Созвездие Козлотура - Искандер Фазиль Абдулович 28 стр.


Но впоследствии много раз я испытывал еретическую жалость к поверженному врагу. И в студенческих спорах, и в более серьезных вещах я порой замечал в себе и в других эту пляску на развалинах, и в голосах победивших друзей мне слышалось тихое урчание, волчий призвук торжества, и тогда я чувствовал, что победителю дорога не истина, которую он доказал, а это мгновение превосходства, право унизить, растоптать своего противника. Вероятно, в себе я это замечал гораздо реже, чем в других, но иногда, замечая в близких мне людях, я чувствовал, как они становились далекими, а далекие, вопреки смыслу, вызывали тайное сочувствие. И тогда мне доставалось и от близких, которые не могли мне простить этого сочувствия, и от далеких, которым сочувствия было мало.

Вскоре после отъезда отца пришло первое письмо. Адрес был романтичный и странный: город Решт, улица Хиабен-Шах, цветочный магазин Аллаверди. Это был адрес его друга, который прибыл из России, и мы потом всегда писали по этому адресу, потому что у отца не было своего постоянного. Отец писал, что ищет работу, скучает и надеется на скорое возвращение. А потом переписка заглохла, мы не получали ответа на наши письма и не знали, что думать.

И вдруг во время Отечественной войны снова пришло письмо. Оказывается, многих приехавших из нашей страны заподозрили в шпионаже, арестовали и отправили на какой-то остров на каторжные работы. Условия там были такие, что люди умирали каждый день. И каждый из заключенных, писал отец, вырыл себе могилу, чтобы остающимся в живых не приходилось тратить последние силы на умерших.
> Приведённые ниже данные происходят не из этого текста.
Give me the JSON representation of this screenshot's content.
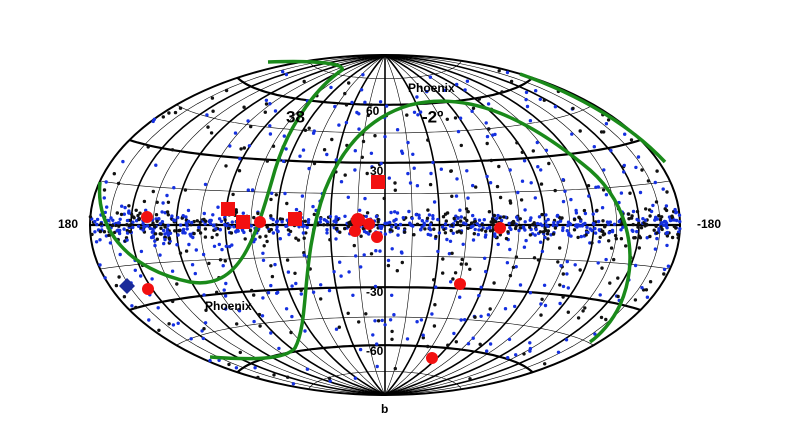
{
  "longitude_labels": [
    "180",
    "-180"
  ],
  "latitude_labels": [
    "60",
    "30",
    "-30",
    "-60"
  ],
  "axis_label": "b",
  "annotations": [
    "Phoenix",
    "Phoenix",
    "38",
    "-2º"
  ]
}
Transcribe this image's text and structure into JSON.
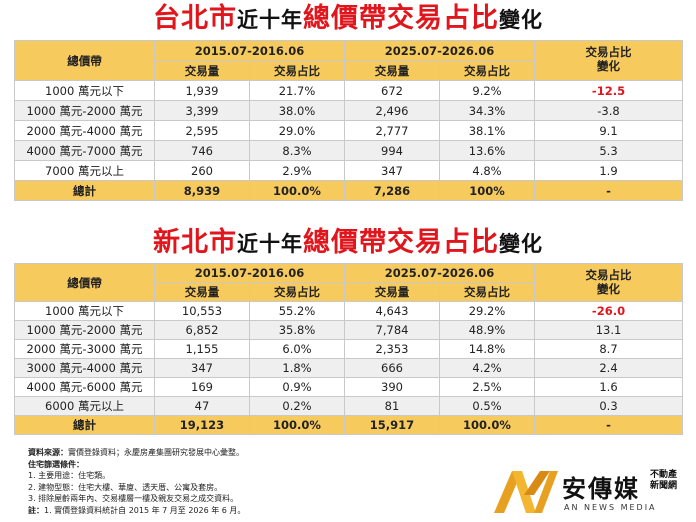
{
  "title1": {
    "city": "台北市",
    "mid": "近十年",
    "rest": "總價帶交易占比",
    "tail": "變化"
  },
  "title2": {
    "city": "新北市",
    "mid": "近十年",
    "rest": "總價帶交易占比",
    "tail": "變化"
  },
  "headers": {
    "band": "總價帶",
    "period1": "2015.07-2016.06",
    "period2": "2025.07-2026.06",
    "volume": "交易量",
    "share": "交易占比",
    "change_line1": "交易占比",
    "change_line2": "變化"
  },
  "table1_rows": [
    {
      "band": "1000 萬元以下",
      "v1": "1,939",
      "s1": "21.7%",
      "v2": "672",
      "s2": "9.2%",
      "chg": "-12.5"
    },
    {
      "band": "1000 萬元-2000 萬元",
      "v1": "3,399",
      "s1": "38.0%",
      "v2": "2,496",
      "s2": "34.3%",
      "chg": "-3.8"
    },
    {
      "band": "2000 萬元-4000 萬元",
      "v1": "2,595",
      "s1": "29.0%",
      "v2": "2,777",
      "s2": "38.1%",
      "chg": "9.1"
    },
    {
      "band": "4000 萬元-7000 萬元",
      "v1": "746",
      "s1": "8.3%",
      "v2": "994",
      "s2": "13.6%",
      "chg": "5.3"
    },
    {
      "band": "7000 萬元以上",
      "v1": "260",
      "s1": "2.9%",
      "v2": "347",
      "s2": "4.8%",
      "chg": "1.9"
    }
  ],
  "table1_total": {
    "band": "總計",
    "v1": "8,939",
    "s1": "100.0%",
    "v2": "7,286",
    "s2": "100%",
    "chg": "-"
  },
  "table2_rows": [
    {
      "band": "1000 萬元以下",
      "v1": "10,553",
      "s1": "55.2%",
      "v2": "4,643",
      "s2": "29.2%",
      "chg": "-26.0"
    },
    {
      "band": "1000 萬元-2000 萬元",
      "v1": "6,852",
      "s1": "35.8%",
      "v2": "7,784",
      "s2": "48.9%",
      "chg": "13.1"
    },
    {
      "band": "2000 萬元-3000 萬元",
      "v1": "1,155",
      "s1": "6.0%",
      "v2": "2,353",
      "s2": "14.8%",
      "chg": "8.7"
    },
    {
      "band": "3000 萬元-4000 萬元",
      "v1": "347",
      "s1": "1.8%",
      "v2": "666",
      "s2": "4.2%",
      "chg": "2.4"
    },
    {
      "band": "4000 萬元-6000 萬元",
      "v1": "169",
      "s1": "0.9%",
      "v2": "390",
      "s2": "2.5%",
      "chg": "1.6"
    },
    {
      "band": "6000 萬元以上",
      "v1": "47",
      "s1": "0.2%",
      "v2": "81",
      "s2": "0.5%",
      "chg": "0.3"
    }
  ],
  "table2_total": {
    "band": "總計",
    "v1": "19,123",
    "s1": "100.0%",
    "v2": "15,917",
    "s2": "100.0%",
    "chg": "-"
  },
  "notes": {
    "source_label": "資料來源：",
    "source": "實價登錄資料；永慶房產集團研究發展中心彙整。",
    "filter_label": "住宅篩選條件：",
    "items": [
      "1. 主要用途：住宅類。",
      "2. 建物型態：住宅大樓、華廈、透天厝、公寓及套房。",
      "3. 排除屋齡兩年內、交易樓層一樓及親友交易之成交資料。"
    ],
    "note_label": "註：",
    "note": "1. 實價登錄資料統計自 2015 年 7 月至 2026 年 6 月。"
  },
  "logo": {
    "name": "安傳媒",
    "sub1": "不動產",
    "sub2": "新聞網",
    "en": "AN NEWS MEDIA"
  },
  "colors": {
    "header_bg": "#f7ca5e",
    "accent_red": "#e0161c",
    "row_alt": "#efefef"
  }
}
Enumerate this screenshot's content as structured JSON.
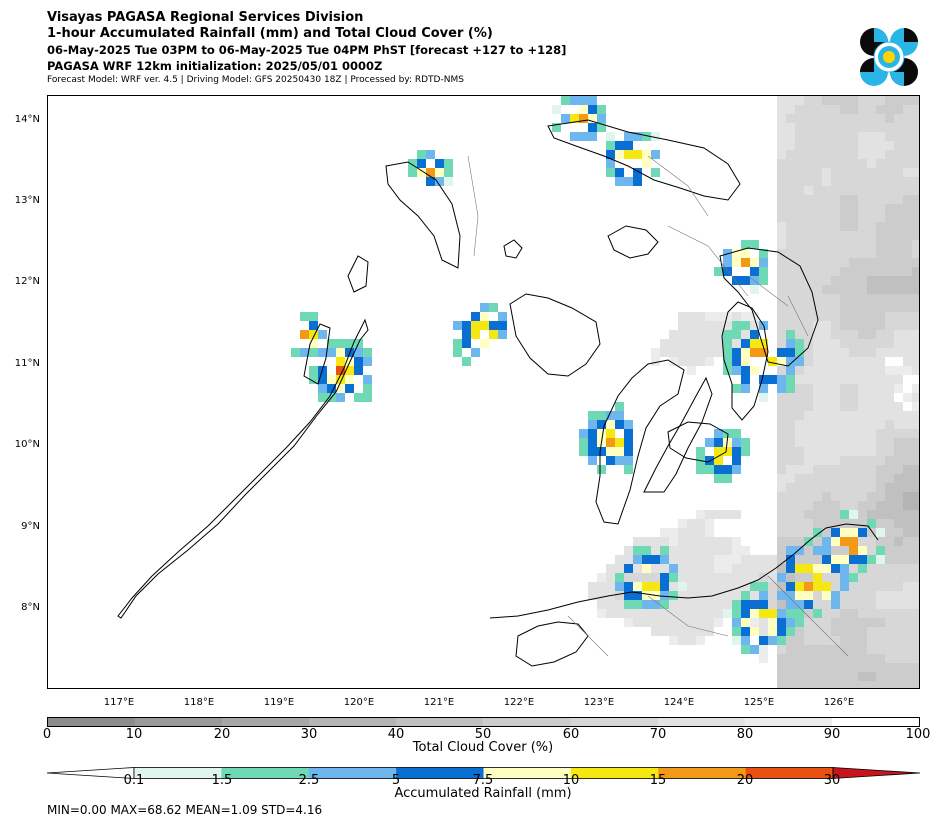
{
  "header": {
    "line1": "Visayas PAGASA Regional Services Division",
    "line2": "1-hour Accumulated Rainfall (mm) and Total Cloud Cover (%)",
    "line3": "06-May-2025 Tue 03PM to 06-May-2025 Tue 04PM PhST [forecast +127 to +128]",
    "line4": "PAGASA WRF 12km initialization: 2025/05/01 0000Z",
    "line5": "Forecast Model: WRF ver. 4.5 | Driving Model: GFS 20250430 18Z | Processed by: RDTD-NMS"
  },
  "logo": {
    "name": "pagasa-logo",
    "colors": [
      "#0b0b0b",
      "#29b6e6",
      "#ffffff",
      "#ffd400"
    ]
  },
  "map": {
    "lat_labels": [
      "14°N",
      "13°N",
      "12°N",
      "11°N",
      "10°N",
      "9°N",
      "8°N"
    ],
    "lon_labels": [
      "117°E",
      "118°E",
      "119°E",
      "120°E",
      "121°E",
      "122°E",
      "123°E",
      "124°E",
      "125°E",
      "126°E"
    ],
    "extent": {
      "lon": [
        116.0,
        126.9
      ],
      "lat": [
        7.0,
        14.3
      ]
    }
  },
  "cloud_colorbar": {
    "ticks": [
      "0",
      "10",
      "20",
      "30",
      "40",
      "50",
      "60",
      "70",
      "80",
      "90",
      "100"
    ],
    "colors": [
      "#8c8c8c",
      "#9a9a9a",
      "#a7a7a7",
      "#b4b4b4",
      "#c0c0c0",
      "#cccccc",
      "#d7d7d7",
      "#e2e2e2",
      "#ececec",
      "#ffffff"
    ],
    "label": "Total Cloud Cover (%)"
  },
  "rain_colorbar": {
    "ticks": [
      "0.1",
      "1.5",
      "2.5",
      "5",
      "7.5",
      "10",
      "15",
      "20",
      "30"
    ],
    "colors": [
      "#dff5ee",
      "#6fd9b6",
      "#6db6ee",
      "#0a6fd3",
      "#ffffc2",
      "#f5e812",
      "#f29a18",
      "#ea5012"
    ],
    "under_color": "#ffffff",
    "over_color": "#c8141e",
    "label": "Accumulated Rainfall (mm)"
  },
  "stats": "MIN=0.00   MAX=68.62   MEAN=1.09   STD=4.16"
}
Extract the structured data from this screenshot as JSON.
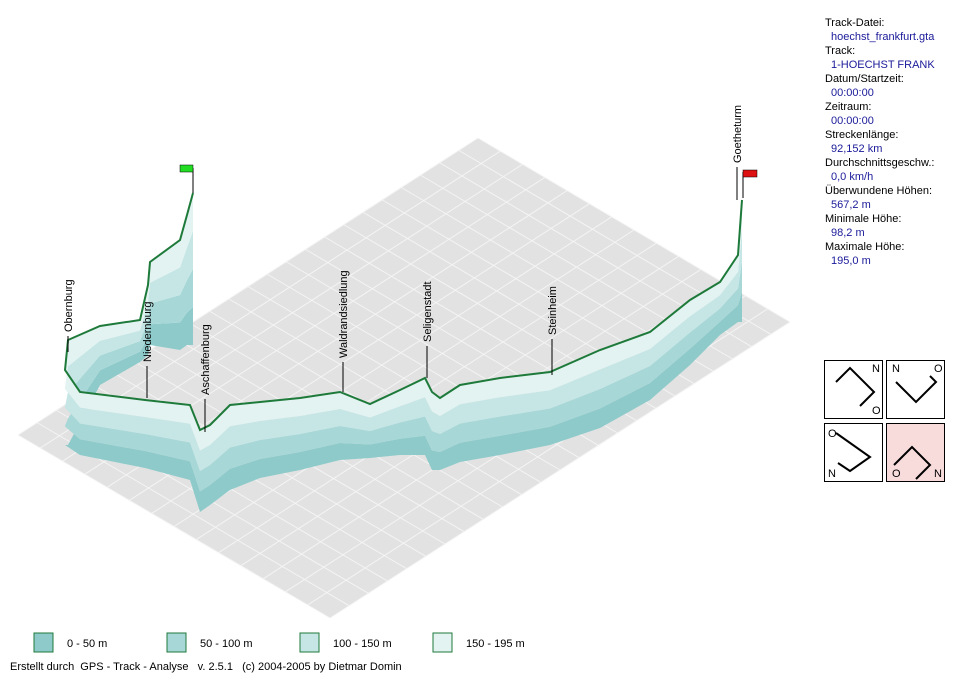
{
  "info": [
    {
      "label": "Track-Datei:",
      "value": "hoechst_frankfurt.gta"
    },
    {
      "label": "Track:",
      "value": "1-HOECHST FRANK"
    },
    {
      "label": "Datum/Startzeit:",
      "value": "00:00:00"
    },
    {
      "label": "Zeitraum:",
      "value": "00:00:00"
    },
    {
      "label": "Streckenlänge:",
      "value": "92,152 km"
    },
    {
      "label": "Durchschnittsgeschw.:",
      "value": "0,0 km/h"
    },
    {
      "label": "Überwundene Höhen:",
      "value": "567,2 m"
    },
    {
      "label": "Minimale Höhe:",
      "value": "98,2 m"
    },
    {
      "label": "Maximale Höhe:",
      "value": "195,0 m"
    }
  ],
  "waypoints": [
    "Obernburg",
    "Niedernburg",
    "Aschaffenburg",
    "Waldrandsiedlung",
    "Seligenstadt",
    "Steinheim",
    "Goetheturm"
  ],
  "legend": [
    {
      "label": "0 - 50 m",
      "color": "#8ecaca"
    },
    {
      "label": "50 - 100 m",
      "color": "#a8d7d7"
    },
    {
      "label": "100 - 150 m",
      "color": "#c6e6e6"
    },
    {
      "label": "150 - 195 m",
      "color": "#e3f3f1"
    }
  ],
  "orientation": [
    [
      "N",
      "O"
    ],
    [
      "N",
      "O"
    ],
    [
      "O",
      "N"
    ],
    [
      "O",
      "N"
    ]
  ],
  "footer": "Erstellt durch  GPS - Track - Analyse   v. 2.5.1   (c) 2004-2005 by Dietmar Domin"
}
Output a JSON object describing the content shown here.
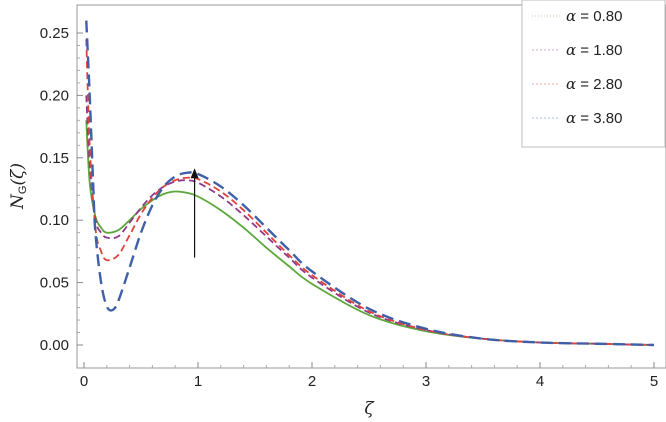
{
  "chart_data": {
    "type": "line",
    "xlabel": "ζ",
    "ylabel_main": "N",
    "ylabel_sub": "G",
    "ylabel_arg": "(ζ)",
    "xlim": [
      0,
      5
    ],
    "ylim": [
      -0.012,
      0.285
    ],
    "xticks": [
      0,
      1,
      2,
      3,
      4,
      5
    ],
    "xtick_labels": [
      "0",
      "1",
      "2",
      "3",
      "4",
      "5"
    ],
    "yticks": [
      0.0,
      0.05,
      0.1,
      0.15,
      0.2,
      0.25
    ],
    "ytick_labels": [
      "0.00",
      "0.05",
      "0.10",
      "0.15",
      "0.20",
      "0.25"
    ],
    "grid": false,
    "legend_position": "top-right",
    "annotation": {
      "type": "arrow",
      "direction": "up",
      "x": 0.97,
      "y_from": 0.07,
      "y_to": 0.14
    },
    "series": [
      {
        "name": "α = 0.80",
        "legend_symbol": "α",
        "legend_value": "= 0.80",
        "color": "#5aa73a",
        "dash": "solid",
        "x": [
          0.02,
          0.05,
          0.1,
          0.15,
          0.2,
          0.3,
          0.4,
          0.5,
          0.6,
          0.7,
          0.8,
          0.9,
          1.0,
          1.2,
          1.4,
          1.6,
          1.8,
          2.0,
          2.5,
          3.0,
          3.5,
          4.0,
          4.5,
          5.0
        ],
        "y": [
          0.18,
          0.13,
          0.103,
          0.094,
          0.09,
          0.092,
          0.1,
          0.109,
          0.116,
          0.121,
          0.123,
          0.122,
          0.119,
          0.108,
          0.094,
          0.078,
          0.063,
          0.049,
          0.024,
          0.011,
          0.005,
          0.002,
          0.001,
          0.0
        ]
      },
      {
        "name": "α = 1.80",
        "legend_symbol": "α",
        "legend_value": "= 1.80",
        "color": "#8e3a8a",
        "dash": "dash",
        "x": [
          0.02,
          0.05,
          0.1,
          0.15,
          0.2,
          0.3,
          0.4,
          0.5,
          0.6,
          0.7,
          0.8,
          0.9,
          1.0,
          1.2,
          1.4,
          1.6,
          1.8,
          2.0,
          2.5,
          3.0,
          3.5,
          4.0,
          4.5,
          5.0
        ],
        "y": [
          0.2,
          0.145,
          0.101,
          0.09,
          0.086,
          0.087,
          0.098,
          0.11,
          0.12,
          0.127,
          0.131,
          0.132,
          0.13,
          0.119,
          0.104,
          0.087,
          0.07,
          0.054,
          0.026,
          0.012,
          0.005,
          0.002,
          0.001,
          0.0
        ]
      },
      {
        "name": "α = 2.80",
        "legend_symbol": "α",
        "legend_value": "= 2.80",
        "color": "#e0423a",
        "dash": "dash",
        "x": [
          0.02,
          0.05,
          0.1,
          0.15,
          0.2,
          0.3,
          0.4,
          0.5,
          0.6,
          0.7,
          0.8,
          0.9,
          1.0,
          1.2,
          1.4,
          1.6,
          1.8,
          2.0,
          2.5,
          3.0,
          3.5,
          4.0,
          4.5,
          5.0
        ],
        "y": [
          0.245,
          0.16,
          0.094,
          0.075,
          0.068,
          0.072,
          0.088,
          0.105,
          0.118,
          0.127,
          0.132,
          0.134,
          0.133,
          0.123,
          0.108,
          0.09,
          0.072,
          0.056,
          0.027,
          0.012,
          0.005,
          0.002,
          0.001,
          0.0
        ]
      },
      {
        "name": "α = 3.80",
        "legend_symbol": "α",
        "legend_value": "= 3.80",
        "color": "#3f5fa8",
        "dash": "longdash",
        "x": [
          0.02,
          0.05,
          0.08,
          0.1,
          0.15,
          0.2,
          0.25,
          0.3,
          0.4,
          0.5,
          0.6,
          0.7,
          0.8,
          0.9,
          1.0,
          1.2,
          1.4,
          1.6,
          1.8,
          2.0,
          2.5,
          3.0,
          3.5,
          4.0,
          4.5,
          5.0
        ],
        "y": [
          0.26,
          0.2,
          0.13,
          0.09,
          0.05,
          0.031,
          0.028,
          0.035,
          0.062,
          0.09,
          0.112,
          0.127,
          0.135,
          0.138,
          0.137,
          0.127,
          0.112,
          0.094,
          0.076,
          0.059,
          0.029,
          0.013,
          0.005,
          0.002,
          0.001,
          0.0
        ]
      }
    ]
  }
}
Но отцу, видно, было не суждено умереть в заключении. В это время наши войска вошли в Иран и оставшихся в живых освободили. Тень комиссара, как когда-то в Одессе, снова склонилась над судьбой отца.

Он писал, что работает десятником на строительстве железной дороги, которую строит какая-то русско-иранская компания. Чувствует себя хорошо, хотя и болеет, хлопочет о выезде на родину, но ему отвечают, что необходима просьба или запрос семьи отсюда, с нашей стороны. Эти просьбы, запросы, заявления писались в разные учреждения, которые вежливо отвечали, что необходимо с той стороны подтверждение его просьбы вернуться на родину.

Каждый раз, получив такую бумагу, мама просила меня получше перевести ей содержание, она так и не научилась понимать язык государственных учреждений, хотя разговорный язык освоила неплохо. Я переводил ей, как мог.

— Напиши им, что он уже старый, что он не может вреда принести, — говорила она.

— Я уже писал, — отвечал я.

— Напиши еще, — говорила она, и я писал.

Так шли годы. Переписка то возобновлялась, то глохла, в зависимости от международного положения, которое, даже если и улучшалось, то не настолько, чтобы отец мог вернуться.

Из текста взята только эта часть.